От Волги до Веймара - Штейдле Луитпольд. Страница 56

В короткие минуты отдыха никто не нарушает молчания. Мысли у всех еще слишком притуплены, каждому приходится концентрировать все свои усилия на том, чтобы выдержать марш; и, кроме того, все еще мучают сомнения и недоверие, которые уже и так немало осложнили и замедлили капитуляцию.

Меня знобит. В ногах зудит и покалывает. Пальцы на ногах потеряли чувствительность. Снова я чувствую ноющую боль в коленях и суставах. Как и несколько дней назад, мои уши распухли, горят, стали шероховатыми на ощупь. Возобновился и зуд на веках.

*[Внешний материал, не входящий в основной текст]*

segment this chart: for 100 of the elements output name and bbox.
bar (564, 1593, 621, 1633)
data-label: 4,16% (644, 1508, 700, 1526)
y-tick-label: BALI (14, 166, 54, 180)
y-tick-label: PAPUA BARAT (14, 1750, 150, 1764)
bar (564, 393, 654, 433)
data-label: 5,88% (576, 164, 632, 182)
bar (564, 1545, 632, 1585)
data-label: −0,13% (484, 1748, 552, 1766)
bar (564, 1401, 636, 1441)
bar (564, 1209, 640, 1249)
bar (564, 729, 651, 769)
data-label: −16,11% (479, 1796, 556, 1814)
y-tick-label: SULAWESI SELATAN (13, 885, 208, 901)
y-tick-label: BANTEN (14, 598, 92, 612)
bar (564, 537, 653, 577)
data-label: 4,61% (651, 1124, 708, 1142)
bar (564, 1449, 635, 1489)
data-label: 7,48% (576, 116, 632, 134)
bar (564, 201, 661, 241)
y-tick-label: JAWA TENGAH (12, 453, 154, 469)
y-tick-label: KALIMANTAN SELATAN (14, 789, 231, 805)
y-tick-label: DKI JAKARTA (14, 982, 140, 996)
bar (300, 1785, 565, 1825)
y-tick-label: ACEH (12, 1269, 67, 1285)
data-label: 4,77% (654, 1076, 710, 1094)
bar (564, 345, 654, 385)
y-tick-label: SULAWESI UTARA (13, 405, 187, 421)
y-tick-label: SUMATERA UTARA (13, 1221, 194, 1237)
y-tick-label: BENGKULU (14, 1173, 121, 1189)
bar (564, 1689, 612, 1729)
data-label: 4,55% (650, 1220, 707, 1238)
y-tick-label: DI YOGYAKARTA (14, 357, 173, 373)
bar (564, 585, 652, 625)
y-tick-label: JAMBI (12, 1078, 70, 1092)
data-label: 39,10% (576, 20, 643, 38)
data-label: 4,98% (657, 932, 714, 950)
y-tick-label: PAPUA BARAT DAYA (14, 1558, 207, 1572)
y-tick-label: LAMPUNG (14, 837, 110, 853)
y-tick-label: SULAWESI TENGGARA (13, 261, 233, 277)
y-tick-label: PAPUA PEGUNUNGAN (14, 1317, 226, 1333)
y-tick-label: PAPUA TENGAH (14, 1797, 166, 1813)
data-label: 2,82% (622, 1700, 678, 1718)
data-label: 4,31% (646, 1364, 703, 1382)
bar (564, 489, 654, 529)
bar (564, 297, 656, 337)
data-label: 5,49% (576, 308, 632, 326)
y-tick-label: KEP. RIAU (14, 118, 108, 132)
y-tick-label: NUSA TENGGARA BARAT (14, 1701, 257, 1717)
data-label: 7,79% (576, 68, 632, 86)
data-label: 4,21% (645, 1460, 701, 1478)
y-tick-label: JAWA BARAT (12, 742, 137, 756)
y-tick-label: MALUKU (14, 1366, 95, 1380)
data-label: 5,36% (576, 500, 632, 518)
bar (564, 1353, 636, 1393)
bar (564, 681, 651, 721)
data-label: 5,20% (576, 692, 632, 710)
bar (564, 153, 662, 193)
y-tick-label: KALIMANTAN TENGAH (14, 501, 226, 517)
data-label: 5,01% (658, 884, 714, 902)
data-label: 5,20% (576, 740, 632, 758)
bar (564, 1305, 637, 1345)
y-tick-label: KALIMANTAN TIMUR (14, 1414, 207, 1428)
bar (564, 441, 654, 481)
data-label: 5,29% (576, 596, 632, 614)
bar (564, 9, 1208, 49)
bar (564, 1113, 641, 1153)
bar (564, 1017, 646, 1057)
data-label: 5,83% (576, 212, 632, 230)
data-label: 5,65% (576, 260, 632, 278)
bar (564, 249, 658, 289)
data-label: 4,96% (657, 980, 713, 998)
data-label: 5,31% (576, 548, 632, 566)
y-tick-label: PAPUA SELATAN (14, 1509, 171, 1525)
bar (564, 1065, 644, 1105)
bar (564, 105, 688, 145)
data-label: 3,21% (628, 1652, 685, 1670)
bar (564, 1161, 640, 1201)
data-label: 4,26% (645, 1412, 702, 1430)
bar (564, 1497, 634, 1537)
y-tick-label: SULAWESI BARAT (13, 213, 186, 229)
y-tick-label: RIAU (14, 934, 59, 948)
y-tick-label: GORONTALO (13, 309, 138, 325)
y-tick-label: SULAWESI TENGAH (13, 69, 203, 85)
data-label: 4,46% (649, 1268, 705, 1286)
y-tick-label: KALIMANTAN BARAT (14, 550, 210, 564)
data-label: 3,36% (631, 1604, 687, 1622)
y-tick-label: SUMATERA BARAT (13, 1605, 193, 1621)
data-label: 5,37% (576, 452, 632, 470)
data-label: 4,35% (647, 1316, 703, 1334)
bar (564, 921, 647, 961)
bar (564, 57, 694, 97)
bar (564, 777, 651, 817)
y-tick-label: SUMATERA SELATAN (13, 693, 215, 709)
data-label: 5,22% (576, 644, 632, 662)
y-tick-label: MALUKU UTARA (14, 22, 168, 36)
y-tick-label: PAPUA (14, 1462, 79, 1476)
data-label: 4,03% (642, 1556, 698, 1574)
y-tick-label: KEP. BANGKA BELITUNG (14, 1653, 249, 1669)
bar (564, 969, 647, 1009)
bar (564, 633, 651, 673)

Мысли путаются. Было ли то, что произошло в последние часы, действительностью или это игра моего воображения? В голове трещит, так что нет не только желания, но и возможности думать. Я чувствую, как у меня невольно текут по щекам слезы. С трудом сдерживаюсь чтобы не зарыдать как ребенок.

Тяжкий путь познания

Первые беседы в плену с советскими офицерами

Через несколько часов после начала движения колонны генералы и мы, старшие офицеры, были отделены от солдат и на открытых грузовиках доставлены в небольшой, почти не разрушенный населенный пункт.

Здесь мы выпили горячего чаю, умылись, надели свежие русские солдатские рубашки и несколько привели себя в порядок. Затем парикмахер остриг нам волосы наголо. Это было необходимо ввиду того, что мы давно не мылись и завшивели. И хотя мы стали выглядеть необычно, наше самочувствие улучшилось.

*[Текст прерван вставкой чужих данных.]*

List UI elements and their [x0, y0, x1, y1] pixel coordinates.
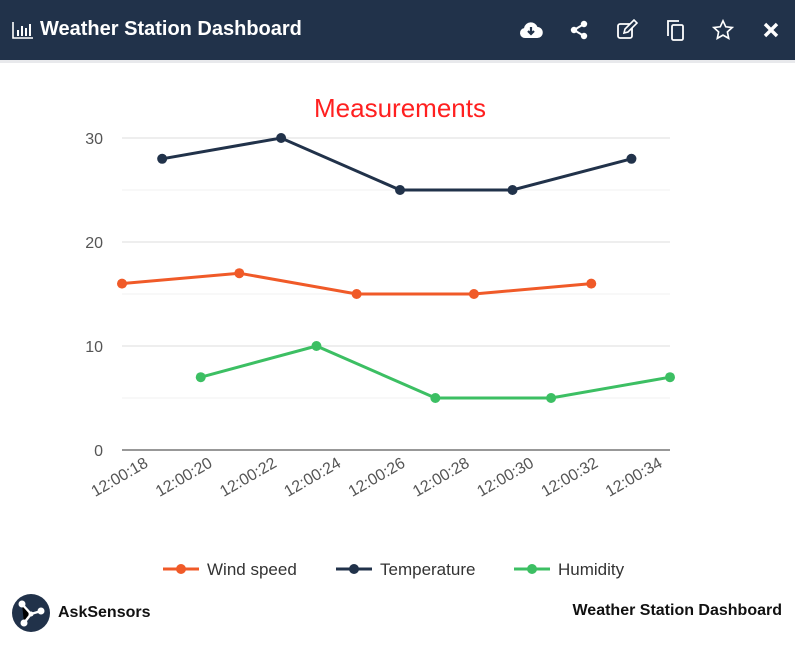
- data-point: [430, 393, 441, 403]
- close-icon[interactable]: [759, 18, 783, 42]
- data-point: [546, 393, 557, 403]
- legend-swatch-marker: [349, 564, 359, 574]
- y-tick-label: 20: [85, 235, 103, 252]
- chart-title: Measurements: [314, 93, 486, 123]
- window-title: Weather Station Dashboard: [12, 18, 302, 41]
- y-tick-label: 0: [94, 443, 103, 460]
- data-point: [626, 153, 637, 164]
- legend-item-label[interactable]: Humidity: [558, 560, 625, 579]
- data-point: [507, 185, 518, 195]
- legend-swatch-marker: [176, 564, 186, 574]
- series-line-humidity: [200, 344, 671, 400]
- data-point: [157, 153, 168, 164]
- x-tick-label: 12:00:24: [282, 455, 345, 501]
- asksensors-logo[interactable]: AskSensors: [12, 594, 151, 632]
- y-tick-label: 30: [85, 131, 103, 148]
- x-tick-label: 12:00:34: [603, 455, 666, 501]
- header-divider: [0, 60, 795, 63]
- data-point: [117, 278, 127, 289]
- legend-swatch-marker: [527, 564, 537, 574]
- x-tick-label: 12:00:28: [410, 455, 473, 501]
- brand-name: AskSensors: [58, 604, 151, 621]
- cloud-download-icon[interactable]: [519, 18, 543, 42]
- logo-icon: [12, 594, 50, 632]
- star-icon[interactable]: [711, 18, 735, 42]
- x-tick-label: 12:00:18: [89, 455, 152, 501]
- series-line-temperature: [161, 136, 632, 192]
- x-tick-label: 12:00:32: [539, 455, 602, 501]
- x-tick-label: 12:00:26: [346, 455, 409, 501]
- legend-item-label[interactable]: Temperature: [380, 560, 475, 579]
- share-icon[interactable]: [567, 18, 591, 42]
- data-point: [351, 289, 362, 299]
- data-point: [395, 185, 406, 195]
- bar-chart-icon: [12, 21, 33, 39]
- x-tick-label: 12:00:30: [474, 455, 537, 501]
- data-point: [276, 133, 287, 143]
- data-point: [234, 268, 245, 279]
- data-point: [468, 289, 479, 299]
- legend-item-label[interactable]: Wind speed: [207, 560, 297, 579]
- x-tick-label: 12:00:20: [153, 455, 216, 501]
- data-point: [311, 341, 322, 351]
- x-tick-label: 12:00:22: [217, 455, 280, 501]
- edit-icon[interactable]: [615, 18, 639, 42]
- data-point: [665, 372, 675, 383]
- dashboard-title: Weather Station Dashboard: [40, 18, 302, 40]
- header-bar: Weather Station Dashboard: [0, 0, 795, 60]
- y-tick-label: 10: [85, 339, 103, 356]
- data-point: [195, 372, 206, 383]
- data-point: [586, 278, 597, 289]
- copy-icon[interactable]: [663, 18, 687, 42]
- footer-title: Weather Station Dashboard: [572, 602, 782, 619]
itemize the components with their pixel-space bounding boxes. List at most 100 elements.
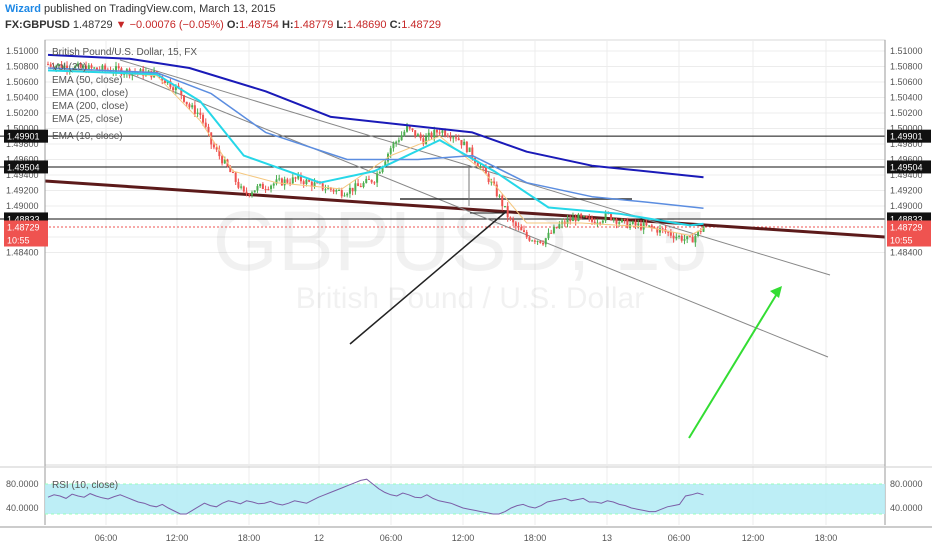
y-tick-label-left: 1.49200 <box>6 186 39 196</box>
candle-body <box>531 240 534 242</box>
candle-body <box>297 174 300 179</box>
candle-body <box>656 228 659 233</box>
candle-body <box>683 239 686 241</box>
candle-body <box>221 156 224 164</box>
candle-body <box>446 135 449 137</box>
candle-body <box>419 134 422 139</box>
candle-body <box>558 224 561 229</box>
candle-body <box>93 67 96 69</box>
arrow-shaft <box>688 291 779 439</box>
candle-body <box>115 66 117 73</box>
candle-body <box>612 219 615 221</box>
resistance-trendline <box>44 179 886 239</box>
candle-body <box>680 235 683 241</box>
y-tick-label-left: 1.49400 <box>6 170 39 180</box>
projection-arrow[interactable] <box>688 286 782 439</box>
price-chart[interactable]: GBPUSD, 15 British Pound / U.S. Dollar B… <box>0 36 932 550</box>
candle-body <box>637 223 640 226</box>
candle-body <box>335 190 338 192</box>
rsi-pane[interactable]: 80.0000 80.0000 40.0000 40.0000 <box>0 466 932 515</box>
candle-body <box>231 172 234 174</box>
candle-body <box>338 189 341 191</box>
candle-body <box>484 167 487 174</box>
y-tick-label-right: 1.50400 <box>890 93 923 103</box>
candle-body <box>275 179 278 184</box>
drawn-trendlines[interactable] <box>44 59 886 358</box>
candle-body <box>574 217 577 222</box>
candle-body <box>528 237 531 241</box>
open-label: O: <box>226 19 240 31</box>
candle-body <box>367 178 370 180</box>
candle-body <box>403 131 406 136</box>
candle-body <box>63 65 66 69</box>
candle-body <box>264 188 267 190</box>
x-tick-label: 13 <box>602 533 612 543</box>
candle-body <box>582 215 585 217</box>
candle-body <box>270 185 273 190</box>
symbol-label: FX:GBPUSD <box>5 19 70 31</box>
legend-ema10: EMA (10, close) <box>52 131 123 142</box>
candle-body <box>253 190 256 193</box>
candle-body <box>406 126 409 132</box>
candle-body <box>468 147 471 152</box>
candle-body <box>191 105 194 108</box>
price-label-text: 1.49901 <box>890 132 923 142</box>
price-label-text: 1.48833 <box>7 214 40 224</box>
candle-body <box>215 147 218 150</box>
candle-body <box>408 126 411 129</box>
y-tick-label-right: 1.49800 <box>890 139 923 149</box>
candle-body <box>455 137 457 139</box>
y-tick-label-left: 1.50000 <box>6 124 39 134</box>
candle-body <box>471 147 474 158</box>
candle-body <box>580 214 583 217</box>
candle-body <box>245 191 248 194</box>
candle-body <box>422 138 425 145</box>
candle-body <box>702 227 705 232</box>
candle-body <box>354 183 357 192</box>
price-axis[interactable]: 1.51000 1.51000 1.50800 1.50800 1.50600 1.506… <box>6 40 923 525</box>
candle-body <box>327 187 330 190</box>
price-label-box <box>4 160 48 174</box>
candle-body <box>623 219 626 221</box>
candle-body <box>74 65 77 70</box>
candle-body <box>172 87 175 91</box>
low-value: 1.48690 <box>346 19 387 31</box>
candle-body <box>229 166 232 173</box>
candle-body <box>174 85 177 91</box>
time-axis[interactable]: 06:00 12:00 18:00 12 06:00 12:00 18:00 13 06:00 1… <box>0 526 932 543</box>
candle-body <box>566 219 569 225</box>
price-label-text: 1.48729 <box>7 223 40 233</box>
candle-body <box>694 235 697 243</box>
candle-body <box>479 166 482 168</box>
candle-body <box>193 105 196 114</box>
candle-body <box>199 112 202 115</box>
candle-body <box>433 129 436 138</box>
candle-body <box>435 129 438 133</box>
legend-ema100: EMA (100, close) <box>52 88 128 99</box>
candle-body <box>378 172 381 174</box>
candle-body <box>299 174 302 182</box>
y-tick-label-right: 1.49200 <box>890 186 923 196</box>
candle-body <box>416 134 419 137</box>
candle-body <box>90 65 93 68</box>
author-name[interactable]: Wizard <box>5 3 41 15</box>
candle-body <box>626 219 629 228</box>
candle-body <box>634 221 637 226</box>
candle-body <box>237 181 240 188</box>
candle-body <box>294 177 297 179</box>
candle-body <box>117 66 120 69</box>
candle-body <box>251 192 253 196</box>
candle-body <box>631 221 634 224</box>
candle-body <box>686 236 689 240</box>
candle-body <box>308 179 311 182</box>
candle-body <box>509 217 512 220</box>
price-label-box <box>4 233 48 247</box>
candle-body <box>305 179 308 185</box>
candle-body <box>449 136 452 139</box>
candle-body <box>373 182 376 184</box>
y-tick-label-right: 1.50800 <box>890 62 923 72</box>
candle-body <box>359 186 362 188</box>
candle-body <box>604 212 607 221</box>
candle-body <box>596 222 599 224</box>
rsi-tick-right: 40.0000 <box>890 503 923 513</box>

Случайно я оказался поблизости, когда советские фотографы снимали Шлемера и Даниэльса. Кстати сказать, этот снимок в апреле 1943 года появился в одной из швейцарских газет. Шлемер, который в один из последних боев был довольно серьезно ранен осколком снаряда, во время съемки опирался на палку и взял под руку генерала Даниэльса.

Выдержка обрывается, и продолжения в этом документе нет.